GREATER SEATTLE PARTNERS ANNOUNCES NEW LEADERSHIP TEAM FOR BUSINESS ATTRACTION AND GLOBAL TRADE AND INVESTMENT

Seattle, Wash. (May 12, 2021) – Greater Seattle Partners (GSP) board of directors today announced two new senior hires and a promotion to drive economic development strategies for the region. Cynthia Carrillo will become vice president of economic development, Josh Davis will become vice president of global trade and investment, and Robert Payne will become vice president of marketing and communications. They join Emily Cantrell who just recently became vice president of operations and strategy after serving with the World Trade Center Seattle. They will lead the organization at a pivotal time as the economy rebounds and domestic and international companies renew site selection and trade development activities.

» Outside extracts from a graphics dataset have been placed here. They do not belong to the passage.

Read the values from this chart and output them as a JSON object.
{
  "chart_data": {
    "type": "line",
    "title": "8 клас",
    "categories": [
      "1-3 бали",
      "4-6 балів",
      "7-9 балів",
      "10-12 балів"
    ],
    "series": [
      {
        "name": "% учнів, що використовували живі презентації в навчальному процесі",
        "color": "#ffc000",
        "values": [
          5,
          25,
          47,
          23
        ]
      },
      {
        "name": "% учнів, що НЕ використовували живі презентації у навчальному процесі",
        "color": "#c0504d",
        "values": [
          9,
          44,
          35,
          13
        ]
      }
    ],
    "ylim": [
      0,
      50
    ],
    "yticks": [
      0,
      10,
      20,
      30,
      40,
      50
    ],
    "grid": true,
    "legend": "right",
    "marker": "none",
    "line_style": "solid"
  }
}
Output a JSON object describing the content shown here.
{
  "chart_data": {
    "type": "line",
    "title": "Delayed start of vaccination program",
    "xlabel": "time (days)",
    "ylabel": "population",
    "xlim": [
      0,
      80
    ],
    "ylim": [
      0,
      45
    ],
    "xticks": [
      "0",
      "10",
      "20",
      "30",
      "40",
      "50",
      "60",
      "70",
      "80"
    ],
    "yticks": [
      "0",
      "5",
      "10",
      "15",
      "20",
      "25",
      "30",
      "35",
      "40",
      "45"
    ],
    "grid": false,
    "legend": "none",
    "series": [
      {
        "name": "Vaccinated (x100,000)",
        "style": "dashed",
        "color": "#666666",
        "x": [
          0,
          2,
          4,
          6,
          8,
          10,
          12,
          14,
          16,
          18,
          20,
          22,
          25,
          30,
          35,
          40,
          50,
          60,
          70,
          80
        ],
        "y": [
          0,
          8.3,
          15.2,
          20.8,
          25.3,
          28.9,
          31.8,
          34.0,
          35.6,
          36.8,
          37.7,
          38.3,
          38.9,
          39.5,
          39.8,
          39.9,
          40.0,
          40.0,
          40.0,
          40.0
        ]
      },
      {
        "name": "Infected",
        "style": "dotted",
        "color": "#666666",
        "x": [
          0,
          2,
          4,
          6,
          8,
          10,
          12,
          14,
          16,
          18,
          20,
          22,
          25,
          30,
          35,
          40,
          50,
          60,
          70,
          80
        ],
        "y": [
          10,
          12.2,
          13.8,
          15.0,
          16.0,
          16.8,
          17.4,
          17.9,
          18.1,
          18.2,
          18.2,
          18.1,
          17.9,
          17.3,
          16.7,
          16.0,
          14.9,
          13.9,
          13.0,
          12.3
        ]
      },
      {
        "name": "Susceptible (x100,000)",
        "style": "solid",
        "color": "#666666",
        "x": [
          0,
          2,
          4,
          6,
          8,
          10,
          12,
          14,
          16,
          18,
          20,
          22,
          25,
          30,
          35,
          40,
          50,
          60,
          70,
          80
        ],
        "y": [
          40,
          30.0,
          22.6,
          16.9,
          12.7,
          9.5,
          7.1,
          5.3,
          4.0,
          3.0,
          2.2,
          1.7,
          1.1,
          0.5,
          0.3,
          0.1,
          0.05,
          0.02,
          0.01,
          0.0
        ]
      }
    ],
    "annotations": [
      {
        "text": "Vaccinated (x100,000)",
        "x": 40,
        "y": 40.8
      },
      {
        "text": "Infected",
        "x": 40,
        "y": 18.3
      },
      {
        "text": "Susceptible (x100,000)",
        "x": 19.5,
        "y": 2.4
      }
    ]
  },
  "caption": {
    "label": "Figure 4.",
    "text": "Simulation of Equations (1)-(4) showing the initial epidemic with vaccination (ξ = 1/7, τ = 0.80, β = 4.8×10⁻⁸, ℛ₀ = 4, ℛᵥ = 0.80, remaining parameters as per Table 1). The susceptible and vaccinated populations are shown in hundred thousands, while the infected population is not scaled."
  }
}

Full release here. Excerpt below:

“These individuals have demonstrated exceptional leadership with corporate site selection, company expansions, international trade and investment missions and business attraction around the globe,” said Brian P. McGowan, chief executive officer of GSP. “I am really looking forward to working collaboratively with the collective experience of this team to build a more resilient, equitable and inclusive economy for our region.”

Robert Payne
Robert has been instrumental in helping GSP weather the pandemic by managing external and internal marketing and communications, overseeing business development, building an economic recovery framework and launching GSP’s ‘Dear Rest of the World” campaign. Prior to joining GSP, Robert spent more than 7 years leading the global marketing and communication strategies for the Georgia Department of Economic Development (GDECD) where he garnered numerous awards for multi-channel marketing strategies that consistently delivered a strong ROI and helped position Georgia as the number one state for business 7 years in a row. Prior experience includes working in the for-profit software development and interactive agency space notably serving clients in economic development, tourism and media. Robert is a Clemson University alum with an MBA from the University of Nevada with a specialization in marketing.

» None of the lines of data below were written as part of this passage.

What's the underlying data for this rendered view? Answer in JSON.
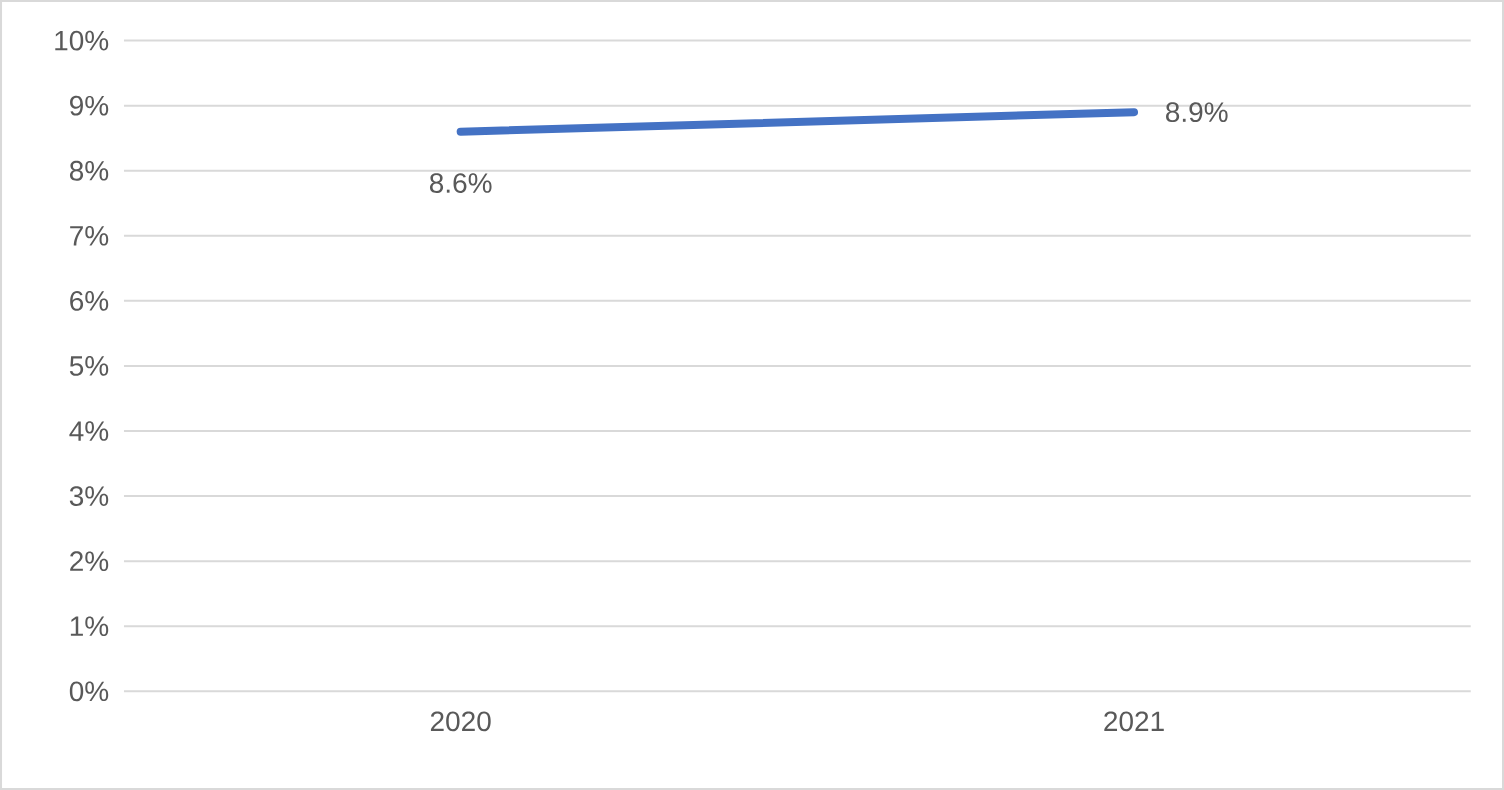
{
  "chart_data": {
    "type": "line",
    "categories": [
      "2020",
      "2021"
    ],
    "series": [
      {
        "color": "#4472c4",
        "values": [
          8.6,
          8.9
        ],
        "value_labels": [
          "8.6%",
          "8.9%"
        ]
      }
    ],
    "ylim": [
      0,
      10
    ],
    "yticks": [
      {
        "value": 0,
        "label": "0%"
      },
      {
        "value": 1,
        "label": "1%"
      },
      {
        "value": 2,
        "label": "2%"
      },
      {
        "value": 3,
        "label": "3%"
      },
      {
        "value": 4,
        "label": "4%"
      },
      {
        "value": 5,
        "label": "5%"
      },
      {
        "value": 6,
        "label": "6%"
      },
      {
        "value": 7,
        "label": "7%"
      },
      {
        "value": 8,
        "label": "8%"
      },
      {
        "value": 9,
        "label": "9%"
      },
      {
        "value": 10,
        "label": "10%"
      }
    ],
    "grid": "y",
    "marker": "none"
  }
}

“There is no doubt that Covid-19 continues to create unique challenges for our region as we look to re-engage our global partners and pursue new economic opportunities with international and domestic companies,” said Bill McSherry,” vice president of government relations, The Boeing Company and Board chair of GSP. “But through an extensive global search, we have built a highly capable team with the experience, tenacity and connections to overcome these hurdles and bring greater prosperity to the diverse communities across our region. I am really looking forward to GSP’s renewed role in building our economy back stronger than before.”

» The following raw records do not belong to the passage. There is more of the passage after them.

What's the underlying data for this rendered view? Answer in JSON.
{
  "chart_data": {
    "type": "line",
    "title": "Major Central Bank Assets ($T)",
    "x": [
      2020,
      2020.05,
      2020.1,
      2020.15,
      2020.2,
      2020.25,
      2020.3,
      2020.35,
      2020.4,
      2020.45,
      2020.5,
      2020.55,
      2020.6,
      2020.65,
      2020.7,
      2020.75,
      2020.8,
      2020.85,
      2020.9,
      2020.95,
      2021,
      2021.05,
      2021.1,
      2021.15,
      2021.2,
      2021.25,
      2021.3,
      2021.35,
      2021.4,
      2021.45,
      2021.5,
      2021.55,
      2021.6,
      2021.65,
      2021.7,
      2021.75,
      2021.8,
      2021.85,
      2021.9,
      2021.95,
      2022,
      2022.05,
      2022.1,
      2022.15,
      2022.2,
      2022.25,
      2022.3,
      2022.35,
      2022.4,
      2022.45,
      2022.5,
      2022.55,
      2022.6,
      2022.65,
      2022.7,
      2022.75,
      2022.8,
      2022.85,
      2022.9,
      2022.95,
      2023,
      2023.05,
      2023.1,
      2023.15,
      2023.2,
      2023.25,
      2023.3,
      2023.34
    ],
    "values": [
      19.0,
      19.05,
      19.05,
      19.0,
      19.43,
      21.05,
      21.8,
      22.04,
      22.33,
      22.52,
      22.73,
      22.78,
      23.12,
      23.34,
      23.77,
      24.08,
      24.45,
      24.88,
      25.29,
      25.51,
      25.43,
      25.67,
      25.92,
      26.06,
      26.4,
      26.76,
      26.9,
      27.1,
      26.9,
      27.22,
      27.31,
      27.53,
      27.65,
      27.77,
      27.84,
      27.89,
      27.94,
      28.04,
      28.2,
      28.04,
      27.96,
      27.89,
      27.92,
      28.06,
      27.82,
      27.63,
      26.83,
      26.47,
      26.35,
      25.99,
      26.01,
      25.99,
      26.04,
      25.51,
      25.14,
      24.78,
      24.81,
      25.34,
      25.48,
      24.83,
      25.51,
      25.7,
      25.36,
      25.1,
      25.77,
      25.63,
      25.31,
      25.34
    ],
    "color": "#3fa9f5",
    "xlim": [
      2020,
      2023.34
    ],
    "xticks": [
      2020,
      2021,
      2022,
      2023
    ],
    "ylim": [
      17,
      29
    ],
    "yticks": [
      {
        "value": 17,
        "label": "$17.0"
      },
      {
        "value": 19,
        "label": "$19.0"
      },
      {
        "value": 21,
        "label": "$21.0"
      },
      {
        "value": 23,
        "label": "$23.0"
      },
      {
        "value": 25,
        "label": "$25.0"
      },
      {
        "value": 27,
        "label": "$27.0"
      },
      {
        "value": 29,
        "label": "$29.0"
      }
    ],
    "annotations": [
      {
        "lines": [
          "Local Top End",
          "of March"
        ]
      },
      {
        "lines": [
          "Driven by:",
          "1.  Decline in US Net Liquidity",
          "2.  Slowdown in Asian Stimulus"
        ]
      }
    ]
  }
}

ABOUT GREATER SEATTLE PARTNERS
Greater Seattle Partners (GSP) is a public-private partnership that leads regional economic development through global business attraction, site selection and investment and trade opportunities in the greater Seattle region. GSP collaborates with community and economic development partners to ensure that every person in the Puget Sound region has the opportunity to prosper. We strive to attract and retain quality family/living wage jobs across all communities of the region. Throughout the world we tell the story of our talent, pioneering spirit, unique communities, and quality of life.